Marijuana charges were dismissed recently in Chicago after it was shown that no less than
five officers perjured themselves in a pretrial suppression hearing.
Drug cases more often than not involve situations in which law enforcement must abide
by certain constitutional standards when gathering evidence that will
be used in a jury trial. Knowing that critical evidence will be suppressed
if they do not comply with the laws pertaining to search and seizure,
the incentive for officers to lie is huge and ever-present. The vast majority
of the time, it works.

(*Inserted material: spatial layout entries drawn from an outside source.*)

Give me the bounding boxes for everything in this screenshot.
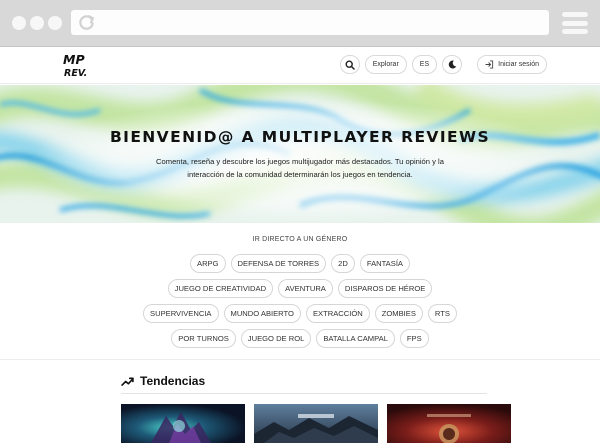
genre-chip[interactable]: FANTASÍA (359, 254, 410, 273)
window-dot[interactable] (30, 16, 44, 30)
genre-chip[interactable]: FPS (399, 329, 429, 348)
genre-chip[interactable]: SUPERVIVENCIA (143, 304, 219, 323)
hero-banner: BIENVENID@ A MULTIPLAYER REVIEWS Comenta… (0, 85, 600, 223)
game-card-thumbnail[interactable] (387, 404, 511, 443)
svg-text:REV.: REV. (64, 68, 87, 79)
explore-button[interactable]: Explorar (364, 55, 407, 74)
window-dot[interactable] (48, 16, 62, 30)
hero-title: BIENVENID@ A MULTIPLAYER REVIEWS (109, 128, 491, 146)
login-icon (485, 60, 494, 69)
explore-label: Explorar (372, 61, 399, 68)
hero-subtitle: Comenta, reseña y descubre los juegos mu… (156, 157, 444, 179)
game-card-thumbnail[interactable] (121, 404, 245, 443)
game-card-thumbnail[interactable] (254, 404, 378, 443)
genre-chip[interactable]: JUEGO DE ROL (240, 329, 312, 348)
trending-cards (121, 404, 511, 443)
genre-chip[interactable]: ZOMBIES (374, 304, 423, 323)
window-controls (12, 16, 62, 30)
theme-toggle-button[interactable] (442, 55, 463, 74)
language-label: ES (419, 61, 430, 68)
trending-divider (121, 393, 487, 394)
genre-chip[interactable]: MUNDO ABIERTO (223, 304, 301, 323)
genre-chip[interactable]: POR TURNOS (171, 329, 236, 348)
window-dot[interactable] (12, 16, 26, 30)
hero-background-image (0, 85, 600, 223)
genre-heading: IR DIRECTO A UN GÉNERO (252, 236, 348, 243)
browser-chrome (0, 0, 600, 47)
genre-chip[interactable]: ARPG (190, 254, 226, 273)
genre-chip[interactable]: JUEGO DE CREATIVIDAD (167, 279, 274, 298)
genre-chip[interactable]: AVENTURA (278, 279, 333, 298)
genre-chip[interactable]: RTS (427, 304, 457, 323)
svg-text:MP: MP (63, 52, 85, 67)
search-icon (345, 59, 355, 70)
trending-heading: Tendencias (121, 374, 205, 388)
moon-icon (448, 60, 456, 69)
trending-up-icon (121, 377, 134, 386)
address-bar[interactable] (71, 10, 549, 35)
site-logo[interactable]: MP REV. (62, 52, 94, 80)
site-header: MP REV. Explorar ES Iniciar sesión (0, 48, 600, 84)
genre-chip[interactable]: 2D (331, 254, 355, 273)
trending-title: Tendencias (140, 374, 206, 388)
language-button[interactable]: ES (411, 55, 438, 74)
browser-menu-icon[interactable] (562, 12, 588, 34)
login-button[interactable]: Iniciar sesión (477, 55, 547, 74)
header-nav: Explorar ES Iniciar sesión (339, 55, 547, 74)
login-label: Iniciar sesión (498, 61, 539, 68)
search-button[interactable] (339, 55, 360, 74)
genre-chip[interactable]: BATALLA CAMPAL (316, 329, 395, 348)
genre-chip[interactable]: DEFENSA DE TORRES (230, 254, 327, 273)
section-divider (0, 359, 600, 360)
genre-list: ARPG DEFENSA DE TORRES 2D FANTASÍA JUEGO… (138, 254, 462, 348)
reload-icon[interactable] (77, 13, 96, 32)
genre-chip[interactable]: DISPAROS DE HÉROE (337, 279, 433, 298)
genre-chip[interactable]: EXTRACCIÓN (305, 304, 370, 323)
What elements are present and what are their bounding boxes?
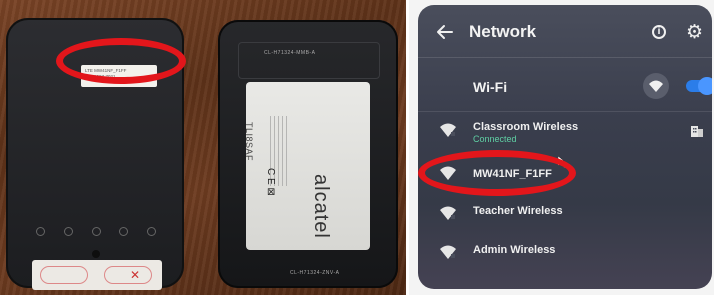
wifi-toggle[interactable] — [686, 77, 712, 95]
network-item[interactable]: Admin Wireless — [418, 239, 712, 269]
wifi-icon — [440, 206, 456, 220]
network-status: Connected — [473, 134, 517, 144]
highlight-circle-network — [418, 150, 576, 196]
battery-certification-marks: C E ⊠ — [265, 168, 276, 196]
divider — [418, 111, 712, 112]
device-model-top: CL-H71324-MMB-A — [264, 50, 316, 56]
hotspot-device: CL-H71324-MMB-A TLI8SAF C E ⊠ alcatel CL… — [218, 20, 398, 288]
highlight-circle-label — [56, 38, 186, 84]
network-name: Teacher Wireless — [473, 205, 563, 217]
back-arrow-icon[interactable] — [436, 23, 454, 41]
network-item[interactable]: Teacher Wireless — [418, 200, 712, 230]
x-mark-icon: ✕ — [130, 268, 141, 282]
top-bar: Network ⚙ — [418, 5, 712, 57]
info-icon[interactable] — [652, 25, 666, 39]
toggle-knob — [698, 77, 712, 95]
hotspot-photo: LTE MW41NF_F1FF Pin: 1997-7021 ✕ CL-H713… — [0, 0, 406, 295]
wifi-icon — [440, 123, 456, 137]
page-title: Network — [469, 22, 537, 41]
device-model-bottom: CL-H71324-ZNV-A — [290, 270, 340, 276]
contact-pad-left — [40, 266, 88, 284]
regulatory-icon — [91, 226, 101, 236]
wifi-label: Wi-Fi — [473, 79, 508, 95]
contact-pads: ✕ — [32, 260, 162, 290]
enterprise-icon — [691, 126, 703, 137]
regulatory-icon — [36, 226, 45, 236]
wifi-toggle-row[interactable]: Wi-Fi — [418, 65, 712, 109]
battery-brand-logo: alcatel — [310, 174, 332, 239]
network-name: Admin Wireless — [473, 244, 556, 256]
network-item[interactable]: Classroom Wireless Connected — [418, 117, 712, 147]
network-screen: Network ⚙ Wi-Fi Classroom Wireless — [418, 5, 712, 289]
sim-slot-frame — [238, 42, 380, 79]
gear-icon[interactable]: ⚙ — [686, 21, 703, 43]
divider — [418, 57, 712, 58]
regulatory-icon — [63, 226, 73, 236]
network-settings-photo: Network ⚙ Wi-Fi Classroom Wireless — [409, 0, 714, 295]
wifi-add-icon — [649, 80, 667, 92]
bin-icon — [147, 226, 156, 236]
add-network-button[interactable] — [643, 73, 669, 99]
contact-pad-right — [104, 266, 152, 284]
reset-hole — [92, 250, 100, 258]
regulatory-marks — [36, 223, 156, 239]
battery-model: TLI8SAF — [244, 122, 254, 162]
wifi-icon — [440, 245, 456, 259]
battery: TLI8SAF C E ⊠ alcatel — [244, 82, 370, 250]
recycle-icon — [119, 226, 129, 236]
network-name: Classroom Wireless — [473, 121, 579, 133]
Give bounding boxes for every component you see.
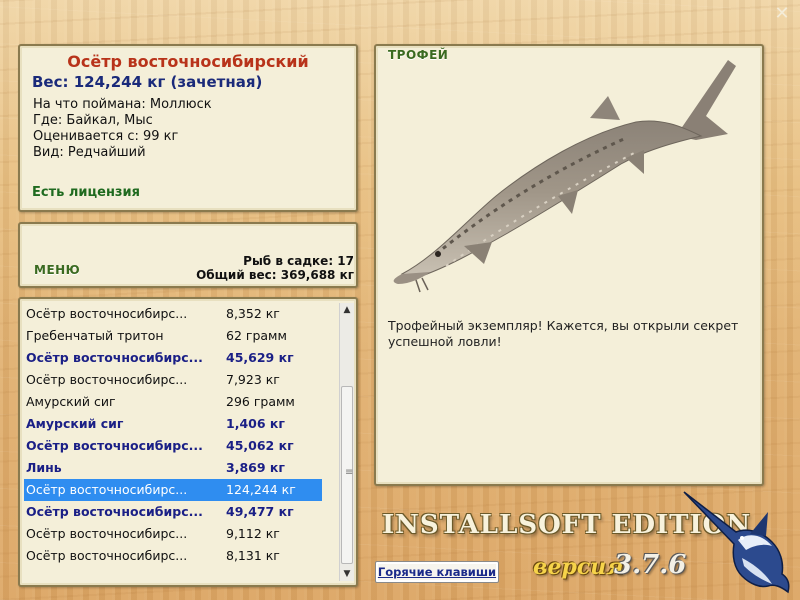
total-weight: Общий вес: 369,688 кг [196,268,354,282]
fish-name: Линь [26,460,62,475]
fish-weight-value: 296 грамм [226,394,295,409]
menu-button[interactable]: МЕНЮ [34,263,80,277]
fish-weight: Вес: 124,244 кг (зачетная) [32,73,263,91]
fish-weight-value: 45,062 кг [226,438,294,453]
license-status: Есть лицензия [32,185,140,200]
scroll-down-icon[interactable]: ▼ [340,567,354,581]
catch-list-panel: Осётр восточносибирс... 8,352 кг Гребенчат… [18,297,358,587]
list-item[interactable]: Гребенчатый тритон 62 грамм [24,325,322,347]
fish-info-panel: Осётр восточносибирский Вес: 124,244 кг … [18,44,358,212]
fish-weight-value: 7,923 кг [226,372,280,387]
trophy-panel: ТРОФЕЙ Трофейный экземпляр! Кажется, вы … [374,44,764,486]
fish-name: Осётр восточносибирс... [26,372,188,387]
fish-weight-value: 8,131 кг [226,548,280,563]
list-item[interactable]: Осётр восточносибирс... 8,352 кг [24,303,322,325]
list-item[interactable]: Амурский сиг 296 грамм [24,391,322,413]
fish-title: Осётр восточносибирский [67,52,309,71]
fish-location: Где: Байкал, Мыс [33,113,153,128]
list-item[interactable]: Осётр восточносибирс... 7,923 кг [24,369,322,391]
list-item[interactable]: Осётр восточносибирс... 45,062 кг [24,435,322,457]
fish-name: Осётр восточносибирс... [26,526,188,541]
list-item[interactable]: Осётр восточносибирс... 49,477 кг [24,501,322,523]
fish-name: Осётр восточносибирс... [26,438,203,453]
fish-weight-value: 1,406 кг [226,416,285,431]
fish-weight-value: 124,244 кг [226,482,296,497]
close-icon[interactable]: ✕ [774,5,790,23]
marlin-icon [683,491,790,594]
fish-name: Осётр восточносибирс... [26,504,203,519]
list-item[interactable]: Осётр восточносибирс... 9,112 кг [24,523,322,545]
grip-icon: ≡ [345,467,354,478]
list-item[interactable]: Осётр восточносибирс... 8,131 кг [24,545,322,567]
fish-weight-value: 45,629 кг [226,350,294,365]
list-item[interactable]: Линь 3,869 кг [24,457,322,479]
trophy-message: Трофейный экземпляр! Кажется, вы открыли… [388,318,739,349]
fish-name: Осётр восточносибирс... [26,482,188,497]
hotkeys-button[interactable]: Горячие клавиши [375,561,499,583]
fish-name: Гребенчатый тритон [26,328,164,343]
list-item[interactable]: Осётр восточносибирс... 45,629 кг [24,347,322,369]
fish-weight-value: 49,477 кг [226,504,294,519]
fish-name: Осётр восточносибирс... [26,350,203,365]
list-scrollbar[interactable]: ▲ ≡ ▼ [339,303,354,581]
fish-value: Оценивается с: 99 кг [33,129,179,144]
fish-count: Рыб в садке: 17 [243,254,354,268]
menu-panel: МЕНЮ Рыб в садке: 17 Общий вес: 369,688 … [18,222,358,288]
fish-bait: На что поймана: Моллюск [33,97,212,112]
scroll-thumb[interactable]: ≡ [341,386,353,564]
fish-weight-value: 8,352 кг [226,306,280,321]
fish-weight-value: 9,112 кг [226,526,280,541]
version-word: версия [533,554,624,580]
fish-weight-value: 3,869 кг [226,460,285,475]
fish-name: Амурский сиг [26,416,124,431]
scroll-up-icon[interactable]: ▲ [340,303,354,317]
fish-name: Осётр восточносибирс... [26,548,188,563]
fish-rarity: Вид: Редчайший [33,145,146,160]
list-item[interactable]: Амурский сиг 1,406 кг [24,413,322,435]
fish-name: Амурский сиг [26,394,116,409]
fish-weight-value: 62 грамм [226,328,287,343]
sturgeon-image [393,60,736,293]
fish-name: Осётр восточносибирс... [26,306,188,321]
list-item[interactable]: Осётр восточносибирс... 124,244 кг [24,479,322,501]
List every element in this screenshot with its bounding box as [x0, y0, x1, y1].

Here, in this case, five officers were caught red-handed
and the prosecution was forced to dismiss the marijuana charges that the
defendant was facing.
Evidentiary Hearing Contesting Evidence Underlying The Marijuana Charges
Late last month five police officers took the stand in a Chicago courtroom
seeking to justify the legality of the search of a criminal suspect's
car. Realizing that the case against the defendant was in grave jeopardy,
all five officers told a specific version of the event. The testimony
was precisely consistent on the essential facts pertaining to the search,
which was the basis of the marijuana charges. Incredibly, the officers
were unaware of the existence of a police video that entirely contradicted
their sworn testimony. The defense, however, was not unaware of the video.
When cross-examining the officers, the defense painstakingly committed
the officers to each of the lies to which they had sworn on direct examination.
The defense then played the police department's own video footage,
which showed the officers blatantly lying under oath. Cook County Circuit Judge
Catherine Haberkorn, a former prosecutor, was outraged. "All officers lied on the stand
today. All their testimony was a lie. So there's strong evidence it
was conspiracy to lie in this case, for everybody to come up with the
same lie. Many, many, many, many times they all lied." After excoriating
the officers on the record for their obvious orchestrated lies, Judge
Haberkorn suppressed the search and arrest of the defendant, leading prosecutors
to quickly dismiss the felony marijuana charges.